Real examples that I’ve seen twice in detail is that senior management (and later retired management) ends up with a lot of shares. Upper management prefers disbursements/dividends, while lower-paid folks prefer pay increases. Sometimes neither of these are optimal — better to re-invest.

The senior management and retirees do everything that they can to minimize share dilution, and they are very aware of where their share of voting shares stands versus the labor shares, and the management is much more savvy about this knowledge and process.

Bitterness on both sides ensues, and the company turns to shit via in-fighting.

As for getting new folks to invest their own money into shares, there has to be a very clear path for ROI for these folks, as often there is no dynamic market for shares.

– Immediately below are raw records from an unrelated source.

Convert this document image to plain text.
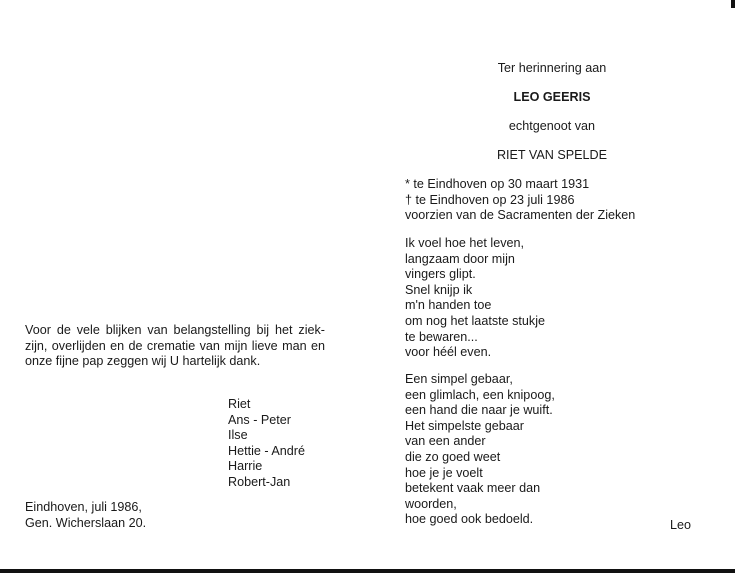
Ter herinnering aan
LEO GEERIS
echtgenoot van
RIET VAN SPELDE
* te Eindhoven op 30 maart 1931
† te Eindhoven op 23 juli 1986
voorzien van de Sacramenten der Zieken
Ik voel hoe het leven,
langzaam door mijn
vingers glipt.
Snel knijp ik
m'n handen toe
om nog het laatste stukje
te bewaren...
voor héél even.
Een simpel gebaar,
een glimlach, een knipoog,
een hand die naar je wuift.
Het simpelste gebaar
van een ander
die zo goed weet
hoe je je voelt
betekent vaak meer dan
woorden,
hoe goed ook bedoeld.	Leo
Voor de vele blijken van belangstelling bij het ziek-zijn, overlijden en de crematie van mijn lieve man en onze fijne pap zeggen wij U hartelijk dank.
Riet
Ans - Peter
Ilse
Hettie - André
Harrie
Robert-Jan
Eindhoven, juli 1986,
Gen. Wicherslaan 20.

Other examples I’ve heard stories about (but haven’t seen numbers) have similar tensions.

Maybe I’m biased, because I mostly hear about failed employee buyouts. That said, the number of success stories I’ve heard of are few — bobs red mill (still newish) and Publix… I’m sure there are a few more.

1 comments

Force people to sell when retiring and cap share ownership. I’m not suggesting a blanket single approach to each and every out lying problem you may encounter but I am saying the general idea of employee ownership could work out better than risking everything on a potential VC success story.

When creating an employee owned company these are great things to consider when drafting the agreement but I didn’t read anything from your anecdotes that suggests it wouldn’t be a successful model.

My comment was never about the employee base package requiring investment from the hired employee. I was commenting on offering the base and an additional package for bringing on an investor employee.